En se réveillant seule dans cet espace clos, elle eut une conscience plus aiguë de ce que, justement, elle était seule avec ses rêves meurtris dans le monde impitoyable des hommes, s’efforçant encore, comme une mouette blessée, d’atteindre enfin le port où elle pourrait se cacher dans quelque trou, panser ses blessures et reprendre souffle.

Dire qu’il y avait, un peu partout sur cette planète folle qui la ballottait comme une bouteille jetée à la mer, des femmes qui avaient le droit de ne vivre que pour leur maison, leurs enfants et l’homme qui leur avait donné tout cela ! Elles s’éveillaient le matin et s’endormaient le soir dans la chaleur rassurante du compagnon choisi ; elles mettaient leurs enfants au monde dans la joie et la sérénité ! Et, ces enfants, elles les avaient voulus, désirés, non subis comme une malédiction.
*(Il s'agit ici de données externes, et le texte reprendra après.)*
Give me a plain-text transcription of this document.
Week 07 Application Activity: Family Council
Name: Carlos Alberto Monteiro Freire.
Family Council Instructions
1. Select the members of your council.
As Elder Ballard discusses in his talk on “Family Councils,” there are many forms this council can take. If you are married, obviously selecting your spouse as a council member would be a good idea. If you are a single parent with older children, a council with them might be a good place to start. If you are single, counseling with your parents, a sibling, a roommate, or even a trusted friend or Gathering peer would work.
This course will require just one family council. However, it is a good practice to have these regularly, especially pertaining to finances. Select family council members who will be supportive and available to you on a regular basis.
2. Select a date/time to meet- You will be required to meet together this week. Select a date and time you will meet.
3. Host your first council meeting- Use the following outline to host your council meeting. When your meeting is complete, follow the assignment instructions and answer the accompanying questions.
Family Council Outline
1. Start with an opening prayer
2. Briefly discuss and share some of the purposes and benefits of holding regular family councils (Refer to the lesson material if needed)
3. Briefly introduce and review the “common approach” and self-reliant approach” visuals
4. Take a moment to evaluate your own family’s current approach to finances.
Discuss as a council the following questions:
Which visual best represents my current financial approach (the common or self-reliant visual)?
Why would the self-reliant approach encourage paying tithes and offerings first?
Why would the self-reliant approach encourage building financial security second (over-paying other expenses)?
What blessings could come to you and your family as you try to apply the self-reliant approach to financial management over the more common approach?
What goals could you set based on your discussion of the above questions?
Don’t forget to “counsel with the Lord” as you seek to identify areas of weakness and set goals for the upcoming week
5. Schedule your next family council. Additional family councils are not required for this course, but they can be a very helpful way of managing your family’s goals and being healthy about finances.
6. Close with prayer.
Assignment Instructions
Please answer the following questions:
Elles étaient des femmes, enfin, pas des pièces d’échecs ou des enjeux ! Elles avaient des vies normales, pas des destins aberrants réglés par quelque démiurge fou, qui semblait prendre un malin plaisir à tout défigurer !

Maintenant qu’elle se savait en route vers Constantinople, où cependant elle avait tant rêvé d’aller, Marianne découvrait qu’elle n’en avait plus envie ! Elle n’avait plus envie de plonger encore dans un monde inconnu, peuplé de visages inconnus, de voix inconnues et d’y plonger seule, terriblement, désespérément seule ! Et par-dessus le marché, le navire qui l’y conduisait portait, par une de ces grimaces ironiques auxquelles le Destin se complaisait, le nom de l’homme qu’elle aimait et qu’elle croyait bien perdu pour elle !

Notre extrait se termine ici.